郊外にあるカステルボルトゥルノ練習場に、初めて車で取材に向かったときのことだ。取材前に立ち寄った練習場沿いのバールでの去り際に、主人が小声で忠告してくれた。
「もし、帰りに日が暮れたら、この一帯では赤信号でも絶対止まるな」
赤信号で止まった瞬間、どこからともなく現れたスクーターからピストルを向けられ、金品か高級腕時計をよこせと脅されるというのだ。
元コロンビア代表DFカミロ・スニガも、同胞FWドゥヴァン・サパタ(現アタランタ)も、練習帰りにこの手口でやられた。また、ナポリ在籍時代に空き巣に入られ、腕時計や車を盗まれた選手には、FWエディンソン・カバーニ(現パリSG)やMFバロン・ベーラミ(現ジェノア)など枚挙に暇がない。

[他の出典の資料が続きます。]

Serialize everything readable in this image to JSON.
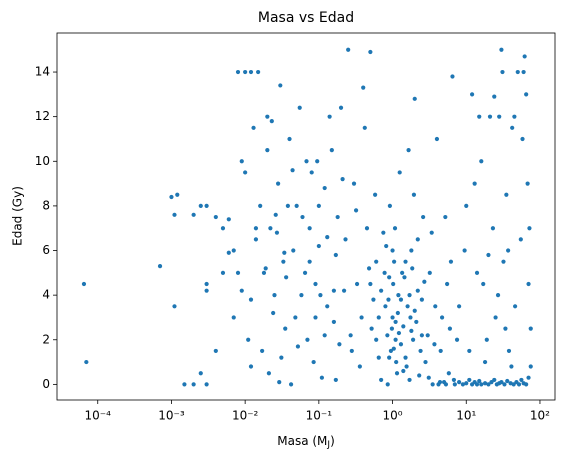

それは、地元っ子の主将ロレンツォ・インシーニェであっても例外ではなく、4年前の冬にナポリ市内でロレックスを奪われた際には、ナポリ・ファンと思しき強盗犯が「次の試合では俺にゴールを捧げてくれ」という捨て台詞まで吐いていったとか……。
盗人猛々しいとはこのことだ。
伝説のボヌッチ暴漢撃退事件とは。
ユベンティーノなら、2012年の“ボヌッチ暴漢撃退事件”は記憶に留めておきたい。
トリノ市内のフェラーリの販売店を訪れたDFレオナルド・ボヌッチが、ヘルメット姿のピストル強盗に拳で殴りかかって撃退した、という武勇伝だ。
しかし、イタリア司法や警察は同様の場合に完全無抵抗を強く推奨しており、ボヌッチの行動は同伴していた妻も危険に晒す無謀かつ無分別な蛮行だったと見なされ、この事件を機にボヌッチにはある意味“狂犬”的イメージがついた。クレバーに命と財産を守った前述のマルキージオとは実に対照的だ。
もちろん、リベリーもマルキージオ同様、自宅に防犯システムを備えていた。しかし、窃盗団は一枚上手でシステムをたやすく無効化したらしい。
幸い、家族はミュンヘンにいて無事だったが、下着と娘の靴を盗まれた妻は怒り心頭で、丁寧な口調ながらやはりSNSで泥棒たちを罵っている。